Феномен иконы

Популярным в культуре Киевской Руси был еще один вид символов, запечатленный в основном в устной и письменной словесности, — это символы типа всевозможных видений и знамений. Чаще всего они встречаются в летописях и в агиографии и составляют важный элемент древнерусского религиозно–эстетического сознания. Знамения и видения представляют собой, как правило, зрительные образы непривычного, неестественного, с точки зрения обыденного сознания, содержания — нечто близкое к тому, что в XX в. изображают художники–сюрреалисты. Отсутствие привычной, «естественной» логики в визуальном образе служило древнерусским книжникам, как и их византийским предшественникам, указанием на его особую смысловую нагруженность, на его символическую значимость. Видения, как правило, имели космические масштабы и являлись на небе, включая в свою орбиту небесные светила, но случались и видения чисто земных измерений. В сознании древнерусских книжников, в системе их творческого метода знамения и видения были необходимы или для передачи пророческой информации о грядущих социально–исторических событиях, или для подтверждения святости того или иного персонажа или явления, выражения расположенности к нему надприродных сил.

Знамения первого типа чаще встречаются у летописцев. Их алогичность, пугающее отклонение от привычных закономерностей знаменовали в сознании древних русичей, как правило, грядущие беды и несчастья. Так, автор «Повести временных лет» сообщает под 1063 г., что Волхов в Новгороде пять дней кряду тек вспять, и истолковывает: «Се же знаменье не добро бысть, на 4–е бо лето пожже Всеслав град» (ПЛДР 1,176). В те же времена были и другие недобрые знамения: на западе семь ночей появлялась «звезда превелика, луче имущи акы кровавы». Летописец полагает, что она предвещала многие междоусобицы «и нашествие поганых на Русьскую землю» (178). Не к добру, считает Нестор, было и другое знамение — выловленный рыбаками мертвый ребенок со срамными частями на лице. Подобные апокалиптические знамения отмечает летописец и под 1090–м и под 1092 г.
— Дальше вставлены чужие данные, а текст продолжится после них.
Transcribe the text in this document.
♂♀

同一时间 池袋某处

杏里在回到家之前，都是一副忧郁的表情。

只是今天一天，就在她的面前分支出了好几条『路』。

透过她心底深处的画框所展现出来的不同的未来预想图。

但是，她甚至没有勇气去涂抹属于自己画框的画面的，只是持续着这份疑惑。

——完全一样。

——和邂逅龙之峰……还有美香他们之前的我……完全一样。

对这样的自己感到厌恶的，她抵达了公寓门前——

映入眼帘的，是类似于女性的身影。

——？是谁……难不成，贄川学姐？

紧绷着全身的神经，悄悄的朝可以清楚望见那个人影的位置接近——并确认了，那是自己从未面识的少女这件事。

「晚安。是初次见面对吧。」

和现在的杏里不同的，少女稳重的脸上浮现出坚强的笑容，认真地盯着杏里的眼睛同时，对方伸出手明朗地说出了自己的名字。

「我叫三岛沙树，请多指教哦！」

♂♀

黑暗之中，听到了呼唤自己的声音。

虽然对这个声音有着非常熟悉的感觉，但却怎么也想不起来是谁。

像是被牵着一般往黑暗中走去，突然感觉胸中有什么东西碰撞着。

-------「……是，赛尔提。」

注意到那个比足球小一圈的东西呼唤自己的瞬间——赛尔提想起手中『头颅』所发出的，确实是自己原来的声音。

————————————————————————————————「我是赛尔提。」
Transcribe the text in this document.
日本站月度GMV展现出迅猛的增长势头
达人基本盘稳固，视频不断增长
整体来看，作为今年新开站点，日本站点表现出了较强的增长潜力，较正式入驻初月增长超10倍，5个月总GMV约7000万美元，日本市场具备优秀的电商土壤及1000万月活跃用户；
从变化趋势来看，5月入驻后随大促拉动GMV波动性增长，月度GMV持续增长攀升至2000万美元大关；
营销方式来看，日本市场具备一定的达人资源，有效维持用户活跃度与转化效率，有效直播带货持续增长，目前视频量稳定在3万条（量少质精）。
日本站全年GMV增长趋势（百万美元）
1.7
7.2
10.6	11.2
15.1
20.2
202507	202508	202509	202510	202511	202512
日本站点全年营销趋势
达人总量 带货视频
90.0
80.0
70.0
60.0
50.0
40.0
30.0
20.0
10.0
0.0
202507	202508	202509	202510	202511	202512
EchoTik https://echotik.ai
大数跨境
Вспоминая об аналогичных видениях в библейские и в ранневизантийские времена, Нестор делает вывод: «Знаменья бо в небеси, или звездах, ли солнци, ли птицами, ли етеромь чим (или в чем ином), не на благо бывають; но знаменья сиця на зло бывають, ли проявленье рати, ли гладу, ли смерть проявляють» (178).

Встречаются в летописях и указания на нейтральные знамения, характер которых (ко злу или к добру) неизвестен летописцу. Тем не менее он считает своим долгом описать их. Таковы, в частности, небесно–световые образы. Это или необычайное сияние в ночное время, или видения солнца или луны в сопровождении каких–либо сияющих дуг, дополнительных светил и т. п. Так, под 1104 г. «Повесть временных лет» сообщает: «В се же лето бысть знаменье: стояше солнце в крузе, а посреде круга — кресть, а посреде креста — солнце, а вне круга обаполы (по обе стороны) — два солнца, а над солнцем, кроме круга, — дуга рогома на север; тако же знаменье и в луне тем же образом <…>» (272). Вставляя время от времени подобные сверхъестественные визуальные символы в описание хода исторических событий, автор как бы напоминает читателям, что ход этот не произволен, а протекает под постоянным присмотром и по воле божественных сил, которые и извещают о себе знамениями.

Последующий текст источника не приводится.